Wednesday, September 2, 2009

Bloody Jack by L. A. Meyer (review)

Title: Bloody Jack
Author: L. A. Meyer
Illustrator: N/A
Pages: 290
Genre: Fiction
Dewey Decimal: YA F Mey
ISBN: 978-0-15-205085-6
Cost: $7.95

This book is Harry Potter meets Pirates of the Caribbean.

No, there's no magic involved, but the main character shuffles off to the new world of seamanship aboard the HMS Dolphin (circa 1790s-1810s). The main character is Mary Faber, a street urchin, that joins the crew as a ship's boy. Yes, she pretends to be a boy. And while at times the book is light-hearted like Hook, at other times it gets a bit detailed like the Slums of Beverly Hills. There are some things I just don't want to read about but Meyer does an excellent job of presenting it in a way that won't make you cringe too much.

The plot revolves around Mary, aka Jacky, aka Bloody Jack, and her hiding herself among a crew of men.

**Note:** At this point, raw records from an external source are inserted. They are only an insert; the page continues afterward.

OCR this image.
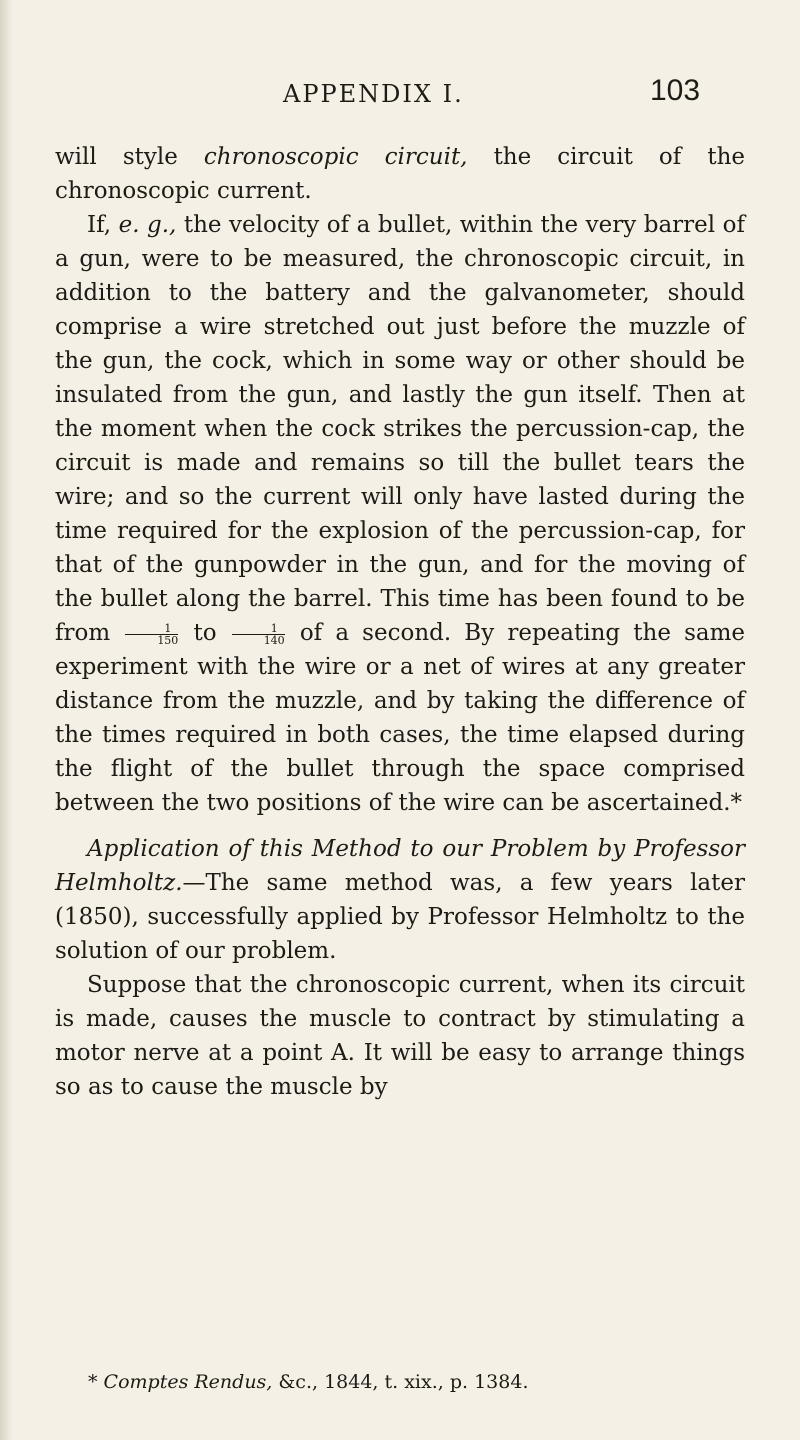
APPENDIX I.	103

will style chronoscopic circuit, the circuit of the chronoscopic current.

If, e. g., the velocity of a bullet, within the very barrel of a gun, were to be measured, the chronoscopic circuit, in addition to the battery and the galvanometer, should comprise a wire stretched out just before the muzzle of the gun, the cock, which in some way or other should be insulated from the gun, and lastly the gun itself. Then at the moment when the cock strikes the percussion-cap, the circuit is made and remains so till the bullet tears the wire; and so the current will only have lasted during the time required for the explosion of the percussion-cap, for that of the gunpowder in the gun, and for the moving of the bullet along the barrel. This time has been found to be from $\frac{1}{150}$ to $\frac{1}{140}$ of a second. By repeating the same experiment with the wire or a net of wires at any greater distance from the muzzle, and by taking the difference of the times required in both cases, the time elapsed during the flight of the bullet through the space comprised between the two positions of the wire can be ascertained.*

Application of this Method to our Problem by Professor Helmholtz.—The same method was, a few years later (1850), successfully applied by Professor Helmholtz to the solution of our problem.

Suppose that the chronoscopic current, when its circuit is made, causes the muscle to contract by stimulating a motor nerve at a point A. It will be easy to arrange things so as to cause the muscle by

* Comptes Rendus, &c., 1844, t. xix., p. 1384.
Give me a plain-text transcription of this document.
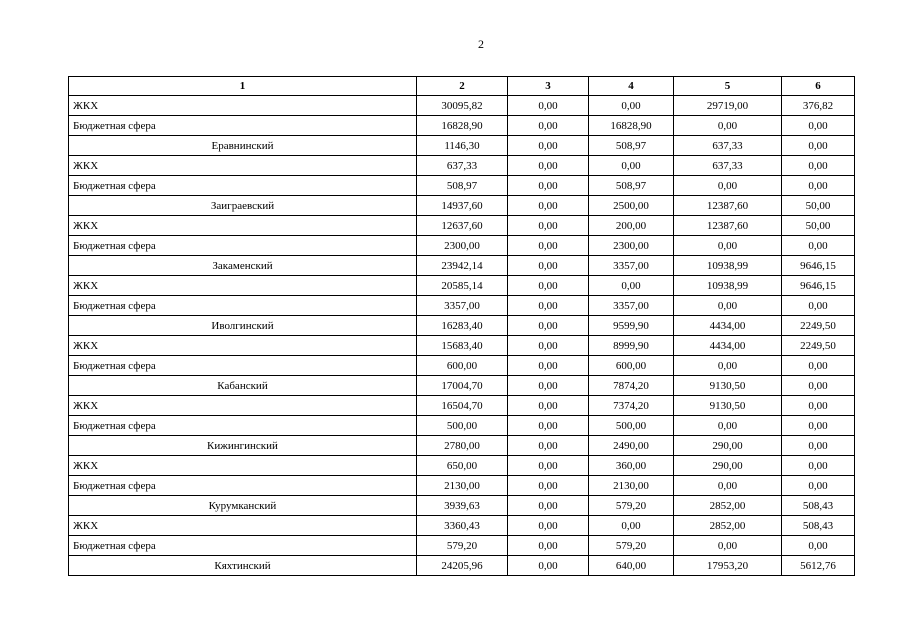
2
1	2	3	4	5	6
ЖКХ	30095,82	0,00	0,00	29719,00	376,82
Бюджетная сфера	16828,90	0,00	16828,90	0,00	0,00
Еравнинский	1146,30	0,00	508,97	637,33	0,00
ЖКХ	637,33	0,00	0,00	637,33	0,00
Бюджетная сфера	508,97	0,00	508,97	0,00	0,00
Заиграевский	14937,60	0,00	2500,00	12387,60	50,00
ЖКХ	12637,60	0,00	200,00	12387,60	50,00
Бюджетная сфера	2300,00	0,00	2300,00	0,00	0,00
Закаменский	23942,14	0,00	3357,00	10938,99	9646,15
ЖКХ	20585,14	0,00	0,00	10938,99	9646,15
Бюджетная сфера	3357,00	0,00	3357,00	0,00	0,00
Иволгинский	16283,40	0,00	9599,90	4434,00	2249,50
ЖКХ	15683,40	0,00	8999,90	4434,00	2249,50
Бюджетная сфера	600,00	0,00	600,00	0,00	0,00
Кабанский	17004,70	0,00	7874,20	9130,50	0,00
ЖКХ	16504,70	0,00	7374,20	9130,50	0,00
Бюджетная сфера	500,00	0,00	500,00	0,00	0,00
Кижингинский	2780,00	0,00	2490,00	290,00	0,00
ЖКХ	650,00	0,00	360,00	290,00	0,00
Бюджетная сфера	2130,00	0,00	2130,00	0,00	0,00
Курумканский	3939,63	0,00	579,20	2852,00	508,43
ЖКХ	3360,43	0,00	0,00	2852,00	508,43
Бюджетная сфера	579,20	0,00	579,20	0,00	0,00
Кяхтинский	24205,96	0,00	640,00	17953,20	5612,76
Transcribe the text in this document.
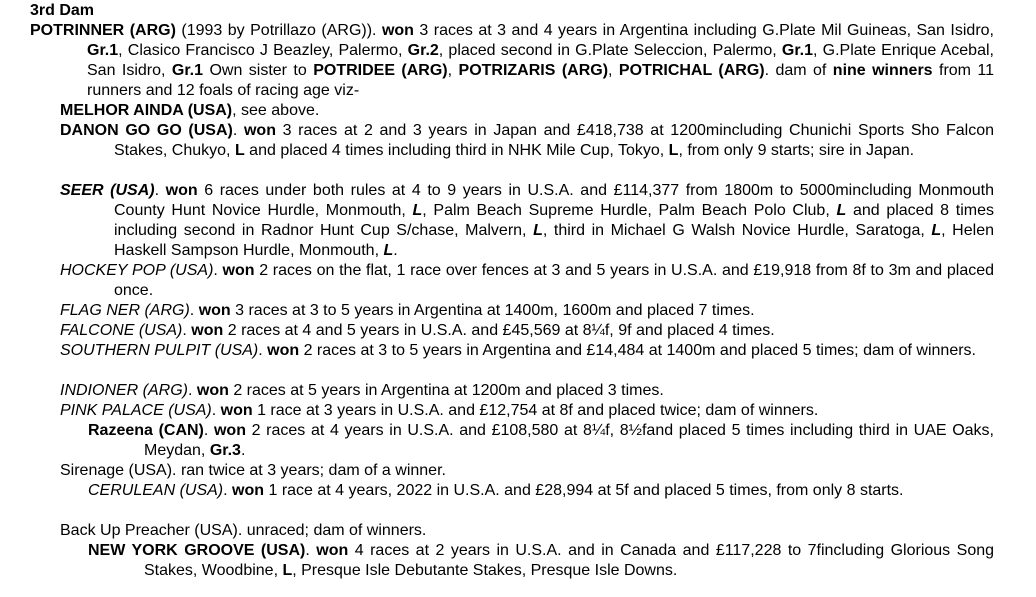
3rd Dam

POTRINNER (ARG) (1993 by Potrillazo (ARG)). won 3 races at 3 and 4 years in Argentina including G.Plate Mil Guineas, San Isidro, Gr.1, Clasico Francisco J Beazley, Palermo, Gr.2, placed second in G.Plate Seleccion, Palermo, Gr.1, G.Plate Enrique Acebal, San Isidro, Gr.1 Own sister to POTRIDEE (ARG), POTRIZARIS (ARG), POTRICHAL (ARG). dam of nine winners from 11 runners and 12 foals of racing age viz-

MELHOR AINDA (USA), see above.

DANON GO GO (USA). won 3 races at 2 and 3 years in Japan and £418,738 at 1200mincluding Chunichi Sports Sho Falcon Stakes, Chukyo, L and placed 4 times including third in NHK Mile Cup, Tokyo, L, from only 9 starts; sire in Japan.

SEER (USA). won 6 races under both rules at 4 to 9 years in U.S.A. and £114,377 from 1800m to 5000mincluding Monmouth County Hunt Novice Hurdle, Monmouth, L, Palm Beach Supreme Hurdle, Palm Beach Polo Club, L and placed 8 times including second in Radnor Hunt Cup S/chase, Malvern, L, third in Michael G Walsh Novice Hurdle, Saratoga, L, Helen Haskell Sampson Hurdle, Monmouth, L.

HOCKEY POP (USA). won 2 races on the flat, 1 race over fences at 3 and 5 years in U.S.A. and £19,918 from 8f to 3m and placed once.

FLAG NER (ARG). won 3 races at 3 to 5 years in Argentina at 1400m, 1600m and placed 7 times.

FALCONE (USA). won 2 races at 4 and 5 years in U.S.A. and £45,569 at 8¼f, 9f and placed 4 times.

SOUTHERN PULPIT (USA). won 2 races at 3 to 5 years in Argentina and £14,484 at 1400m and placed 5 times; dam of winners.

INDIONER (ARG). won 2 races at 5 years in Argentina at 1200m and placed 3 times.

PINK PALACE (USA). won 1 race at 3 years in U.S.A. and £12,754 at 8f and placed twice; dam of winners.

Razeena (CAN). won 2 races at 4 years in U.S.A. and £108,580 at 8¼f, 8½fand placed 5 times including third in UAE Oaks, Meydan, Gr.3.

Sirenage (USA). ran twice at 3 years; dam of a winner.

CERULEAN (USA). won 1 race at 4 years, 2022 in U.S.A. and £28,994 at 5f and placed 5 times, from only 8 starts.

Back Up Preacher (USA). unraced; dam of winners.

NEW YORK GROOVE (USA). won 4 races at 2 years in U.S.A. and in Canada and £117,228 to 7fincluding Glorious Song Stakes, Woodbine, L, Presque Isle Debutante Stakes, Presque Isle Downs.
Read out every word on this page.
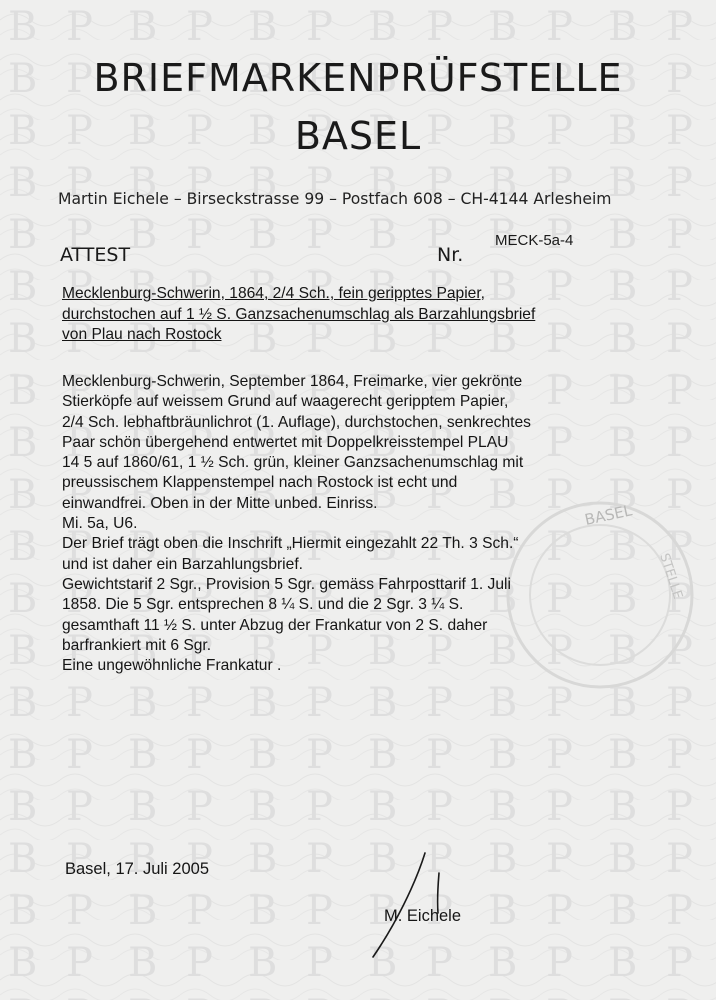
BRIEFMARKENPRÜFSTELLE
BASEL
Martin Eichele – Birseckstrasse 99 – Postfach 608 – CH-4144 Arlesheim
ATTEST	Nr.
MECK-5a-4
Mecklenburg-Schwerin, 1864, 2/4 Sch., fein geripptes Papier,
durchstochen auf 1 ½ S. Ganzsachenumschlag als Barzahlungsbrief
von Plau nach Rostock
BASEL
STELLE
Mecklenburg-Schwerin, September 1864, Freimarke, vier gekrönte
Stierköpfe auf weissem Grund auf waagerecht geripptem Papier,
2/4 Sch. lebhaftbräunlichrot (1. Auflage), durchstochen, senkrechtes
Paar schön übergehend entwertet mit Doppelkreisstempel PLAU
14 5 auf 1860/61, 1 ½ Sch. grün, kleiner Ganzsachenumschlag mit
preussischem Klappenstempel nach Rostock ist echt und
einwandfrei. Oben in der Mitte unbed. Einriss.
Mi. 5a, U6.
Der Brief trägt oben die Inschrift „Hiermit eingezahlt 22 Th. 3 Sch.“
und ist daher ein Barzahlungsbrief.
Gewichtstarif 2 Sgr., Provision 5 Sgr. gemäss Fahrposttarif 1. Juli
1858. Die 5 Sgr. entsprechen 8 ¼ S. und die 2 Sgr. 3 ¼ S.
gesamthaft 11 ½ S. unter Abzug der Frankatur von 2 S. daher
barfrankiert mit 6 Sgr.
Eine ungewöhnliche Frankatur .
Basel, 17. Juli 2005
M. Eichele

A large crew of men that include some good and some evil. Best of all is the language. Mary's "voice" is very much like a London street waif when you start reading but gradually progresses to a more learned ship's boy over time. And of course her ability to disguise herself as a boy becomes harder as she reaches puberty.

This book is clearly not for younger children as it discusses puberty and has some various sexual references. But it isn't graphic enough to make it an "adult" title either. I'd put it in the hands of a middle school kid with no qualms.

There were a few points during the book that felt a bit outlandish, but again, Meyer presents them in a manner that keeps you reading and not focused on the amount of sheer luck needed to actually do what happened in the book.

A story of teenage love, pirate hunting, and sailing ships, this book is an easy read and very entertaining. I'd recommend it and will likely try to pick up the rest of the series from the library when I can.